This weekend I had my first encounter with a remarkably lyrical, bottomlessly soulful alto saxophonist right here in D.C., and his name is Steven Garrison.

He is a born-and-bred local, having gone to high school in Upper Marlboro and college at Bowie State, a current member of the Howard University Jazz Ensemble, and apparently quite well known among local musicians. And he is a monster, with a sound somehow both clear and abrasive, brittle and sticky, that actively repels vibrato while scraping every trace of blues out of the innards of the horn. This past Saturday at the National Portrait Gallery, he was used in a commissioned arrangement in which he channeled the great Hank Crawford by playing at the head of the 18-piece band (under the direction of Fred Irby III). He devoured the written melody whole, let off sparks during his solo, then sat leaning forward, with a serious, thoughtful visage, just listening (when not playing backgrounds).

Mike Crotty‘s arrangement of Stevie Wonder’s “I Can’t Help It” found him doubling down on his sound, balancing smooth soulful lyricism with breakneck bebop runs and funky R&B swagger across two separate solos. It was an approach to alto sax that made it inevitable that he would appear in the set’s Ornette Coleman piece, “Ramblin’.” He and alto mate Ashton Vines chased each other like tigers around a tree, spiraling ever further into free territory until they were subsumed by the entire ensemble. It was splendid.
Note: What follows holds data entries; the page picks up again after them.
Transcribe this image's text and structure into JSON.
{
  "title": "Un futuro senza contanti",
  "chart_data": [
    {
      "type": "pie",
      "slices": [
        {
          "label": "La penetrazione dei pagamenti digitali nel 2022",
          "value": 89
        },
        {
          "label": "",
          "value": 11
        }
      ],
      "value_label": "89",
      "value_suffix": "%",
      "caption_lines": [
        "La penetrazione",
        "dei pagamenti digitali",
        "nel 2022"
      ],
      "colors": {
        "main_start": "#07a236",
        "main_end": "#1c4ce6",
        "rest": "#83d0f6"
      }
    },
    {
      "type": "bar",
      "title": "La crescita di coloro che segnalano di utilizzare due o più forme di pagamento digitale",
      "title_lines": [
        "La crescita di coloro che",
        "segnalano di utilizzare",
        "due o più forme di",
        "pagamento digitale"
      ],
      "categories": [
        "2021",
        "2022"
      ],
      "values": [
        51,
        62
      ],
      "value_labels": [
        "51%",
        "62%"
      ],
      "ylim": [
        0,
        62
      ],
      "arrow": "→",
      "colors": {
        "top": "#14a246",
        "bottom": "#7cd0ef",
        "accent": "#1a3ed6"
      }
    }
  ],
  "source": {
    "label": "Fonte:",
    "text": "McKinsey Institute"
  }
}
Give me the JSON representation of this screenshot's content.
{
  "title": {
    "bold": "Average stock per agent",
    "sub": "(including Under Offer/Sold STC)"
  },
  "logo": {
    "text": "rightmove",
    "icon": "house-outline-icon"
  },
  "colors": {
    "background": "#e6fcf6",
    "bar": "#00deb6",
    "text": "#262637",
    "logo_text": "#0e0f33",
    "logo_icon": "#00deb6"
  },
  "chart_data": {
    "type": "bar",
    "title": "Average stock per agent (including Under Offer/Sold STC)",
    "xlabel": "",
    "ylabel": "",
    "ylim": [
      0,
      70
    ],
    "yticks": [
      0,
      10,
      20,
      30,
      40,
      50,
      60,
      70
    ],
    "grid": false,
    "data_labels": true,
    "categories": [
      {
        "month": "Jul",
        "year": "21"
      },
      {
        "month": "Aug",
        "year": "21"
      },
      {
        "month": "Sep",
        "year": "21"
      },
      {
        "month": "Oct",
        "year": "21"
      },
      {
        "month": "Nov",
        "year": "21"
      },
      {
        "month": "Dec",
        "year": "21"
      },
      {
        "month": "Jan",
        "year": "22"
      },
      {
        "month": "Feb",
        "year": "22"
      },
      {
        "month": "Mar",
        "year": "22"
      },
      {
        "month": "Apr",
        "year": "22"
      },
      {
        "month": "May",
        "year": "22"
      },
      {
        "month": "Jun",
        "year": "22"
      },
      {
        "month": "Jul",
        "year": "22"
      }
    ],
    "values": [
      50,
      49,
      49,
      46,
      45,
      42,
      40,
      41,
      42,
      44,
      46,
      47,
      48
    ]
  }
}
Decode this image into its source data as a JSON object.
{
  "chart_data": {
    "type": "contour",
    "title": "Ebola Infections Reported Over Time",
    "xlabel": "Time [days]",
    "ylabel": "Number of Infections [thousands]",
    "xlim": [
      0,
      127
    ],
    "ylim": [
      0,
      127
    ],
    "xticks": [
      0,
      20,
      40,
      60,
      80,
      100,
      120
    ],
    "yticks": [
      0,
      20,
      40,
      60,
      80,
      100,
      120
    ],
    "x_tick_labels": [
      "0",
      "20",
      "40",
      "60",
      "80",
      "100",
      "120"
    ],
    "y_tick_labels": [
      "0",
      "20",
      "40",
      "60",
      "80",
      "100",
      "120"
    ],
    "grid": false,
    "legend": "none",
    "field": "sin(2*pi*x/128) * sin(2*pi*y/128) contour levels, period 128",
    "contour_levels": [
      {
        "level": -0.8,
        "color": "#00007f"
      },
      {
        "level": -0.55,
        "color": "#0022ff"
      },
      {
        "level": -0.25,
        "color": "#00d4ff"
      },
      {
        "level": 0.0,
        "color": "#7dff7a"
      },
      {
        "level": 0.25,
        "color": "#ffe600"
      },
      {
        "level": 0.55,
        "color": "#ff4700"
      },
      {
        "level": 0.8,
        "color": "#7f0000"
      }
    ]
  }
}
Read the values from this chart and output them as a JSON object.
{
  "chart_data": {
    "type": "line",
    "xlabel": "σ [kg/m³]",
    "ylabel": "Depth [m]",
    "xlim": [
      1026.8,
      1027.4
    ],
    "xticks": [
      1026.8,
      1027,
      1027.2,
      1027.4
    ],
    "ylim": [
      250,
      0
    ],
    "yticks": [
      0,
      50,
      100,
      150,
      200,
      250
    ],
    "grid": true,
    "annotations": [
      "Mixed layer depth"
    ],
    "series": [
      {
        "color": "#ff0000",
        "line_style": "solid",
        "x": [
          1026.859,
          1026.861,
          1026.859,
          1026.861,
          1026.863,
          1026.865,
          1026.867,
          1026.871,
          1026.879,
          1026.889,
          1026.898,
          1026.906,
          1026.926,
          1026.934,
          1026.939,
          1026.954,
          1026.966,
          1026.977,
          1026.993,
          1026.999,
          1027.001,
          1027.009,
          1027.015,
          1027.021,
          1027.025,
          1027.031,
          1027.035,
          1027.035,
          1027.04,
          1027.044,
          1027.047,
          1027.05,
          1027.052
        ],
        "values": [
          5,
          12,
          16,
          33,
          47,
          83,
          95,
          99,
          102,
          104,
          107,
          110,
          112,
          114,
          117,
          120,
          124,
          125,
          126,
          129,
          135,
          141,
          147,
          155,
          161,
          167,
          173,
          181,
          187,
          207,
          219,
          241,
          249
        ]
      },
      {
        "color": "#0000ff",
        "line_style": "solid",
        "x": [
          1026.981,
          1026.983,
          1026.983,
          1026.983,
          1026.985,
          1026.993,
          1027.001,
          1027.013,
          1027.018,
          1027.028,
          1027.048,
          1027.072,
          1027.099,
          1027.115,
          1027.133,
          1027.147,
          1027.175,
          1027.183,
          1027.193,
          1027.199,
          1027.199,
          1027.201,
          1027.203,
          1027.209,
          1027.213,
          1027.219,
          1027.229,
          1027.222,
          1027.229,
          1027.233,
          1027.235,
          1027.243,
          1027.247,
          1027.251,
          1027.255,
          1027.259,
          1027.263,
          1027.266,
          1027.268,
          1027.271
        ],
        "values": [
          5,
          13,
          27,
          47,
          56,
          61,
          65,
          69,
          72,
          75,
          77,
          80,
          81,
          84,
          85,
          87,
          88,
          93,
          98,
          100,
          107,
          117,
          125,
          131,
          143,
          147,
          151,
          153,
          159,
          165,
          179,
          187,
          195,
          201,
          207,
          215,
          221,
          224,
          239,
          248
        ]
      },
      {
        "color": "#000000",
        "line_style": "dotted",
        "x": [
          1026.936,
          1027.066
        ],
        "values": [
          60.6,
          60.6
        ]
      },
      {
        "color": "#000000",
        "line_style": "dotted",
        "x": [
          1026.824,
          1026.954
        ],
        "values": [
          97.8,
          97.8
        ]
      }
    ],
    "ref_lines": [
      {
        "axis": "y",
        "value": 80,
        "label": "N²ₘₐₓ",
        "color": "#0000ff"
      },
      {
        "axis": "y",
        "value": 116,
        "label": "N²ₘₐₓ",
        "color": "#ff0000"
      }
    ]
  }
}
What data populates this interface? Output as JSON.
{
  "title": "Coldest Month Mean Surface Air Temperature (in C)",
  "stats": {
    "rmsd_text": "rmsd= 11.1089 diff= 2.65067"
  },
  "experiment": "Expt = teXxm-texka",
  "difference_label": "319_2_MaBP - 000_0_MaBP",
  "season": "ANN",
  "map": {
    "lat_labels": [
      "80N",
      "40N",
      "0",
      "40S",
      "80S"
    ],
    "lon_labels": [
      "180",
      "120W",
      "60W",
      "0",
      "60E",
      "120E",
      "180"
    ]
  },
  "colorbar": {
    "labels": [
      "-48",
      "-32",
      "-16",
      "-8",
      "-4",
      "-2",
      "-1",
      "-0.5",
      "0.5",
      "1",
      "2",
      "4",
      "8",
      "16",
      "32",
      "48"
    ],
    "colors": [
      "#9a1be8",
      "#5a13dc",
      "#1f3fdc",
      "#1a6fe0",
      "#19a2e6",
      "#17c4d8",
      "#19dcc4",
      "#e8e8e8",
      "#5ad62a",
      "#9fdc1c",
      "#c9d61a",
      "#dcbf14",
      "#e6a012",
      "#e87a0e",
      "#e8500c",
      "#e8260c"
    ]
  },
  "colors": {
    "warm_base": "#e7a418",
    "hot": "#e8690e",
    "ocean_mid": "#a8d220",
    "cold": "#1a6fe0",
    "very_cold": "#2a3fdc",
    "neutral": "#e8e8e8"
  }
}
There are some qualifications to this rave. Despite the blues aesthetic that soaks his playing, I have yet to hear Garrison attack an actual 12-bar blues form. Nor have I heard him approach a ballad or a Latin piece. He went (or was sent) straight to the barnburners with the HUJE and his attack was magnificent enough that I went right for the notebook.

His name, again, is Steven Garrison. You’re going to hear it again before too long.